In 1992, a consortium led by Seaway Hotels Corp., headed by Prescott and Kay, took over a 99-year lease and began operating the hotel. The group invested $40 million in repairs, including adding a fitness center and spa, restoring the 18-hole golf course and refurbishing the hotel’s landmark hotel, which ranks as one of the largest hotel pools in the United States, according to its website. 

Yet in 2011 the Coral Gables City Commission said the Biltmore was two years and $5.5 million behind in rent and golf management fees.

Merchants’ plans for the hotel

Today, the 273-room hotel has fallen into disrepair, according to Merchants’ letter of intent, which cites “numerous life safety deficiencies, including elevator safety issue and balcony structural issues, that must be repaired and improved as soon as possible.” Merchants states that it also plans to improve the hotel’s event spaces, restaurants, retail and conference center space. The letter of intent also says Merchants would make an effort to bring in a major operator of luxury hotels to manage the property.

“From Merchants’ standpoint, they really like the idea of bringing some new restaurants and dining opportunities there and making the property more of a dining destination for city residents and visitors,” Ristaino said.

Merchants has been trying to enter South Florida for months, and had vied to buy the Sagamore Hotel in Miami Beach earlier this year. The firm owns the Hyatt Andaz and Philippe Chow in New York and the Westin Aruba Hotel & Casino, among other properties.

According to its letter of intent, Merchants and its legal teams have spent the last four months evaluating the Biltmore, including physical and financial diligence, legal diligence and an analysis of the approval process relative to the city of Coral Gables.

Any change of ownership would need to be approved by the Coral Gables City Commission, according to the lease documents, though a change in interest in the partnership that currently holds the lease does not require city approval, Ristaino said. A message left for Coral Gables’s city attorney was not returned.

As of Thursday, Ristaino said Prescott and Kay had not signed Merchants’ letter of intent.

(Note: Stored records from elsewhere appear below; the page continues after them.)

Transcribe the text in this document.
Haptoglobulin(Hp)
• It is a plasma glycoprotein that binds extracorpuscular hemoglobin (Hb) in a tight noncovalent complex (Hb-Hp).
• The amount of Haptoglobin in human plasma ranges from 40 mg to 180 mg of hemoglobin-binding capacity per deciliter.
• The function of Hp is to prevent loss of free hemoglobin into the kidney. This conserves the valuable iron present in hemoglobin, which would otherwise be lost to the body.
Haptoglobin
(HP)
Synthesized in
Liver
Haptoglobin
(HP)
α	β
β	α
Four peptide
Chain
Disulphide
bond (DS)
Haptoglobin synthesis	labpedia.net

“We’re hopeful that there will be an opportunity to work together,” Ristaino said. “But at this point, it’s still a work in progress.”

Yet on Friday afternoon, Prescott issued a statement saying his agreement to buy out Kay is completed and he is the majority shareholder of the operating company for the Biltmore and he is not interested in a deal with Merchants.

“After concluding the buyout agreement with Robert Kay, we were approached by representatives of New York-based Merchants Hospitality about purchasing the operating lease for the hotel,” Prescott, president of the Biltmore, said in the statement. “We stated that we had no interest in selling. Subsequently, Merchants Hospitality prepared a letter of intent document. We appreciate their interest but we have no interest in a sale of the operating lease agreement. It’s business as usual at the Biltmore.”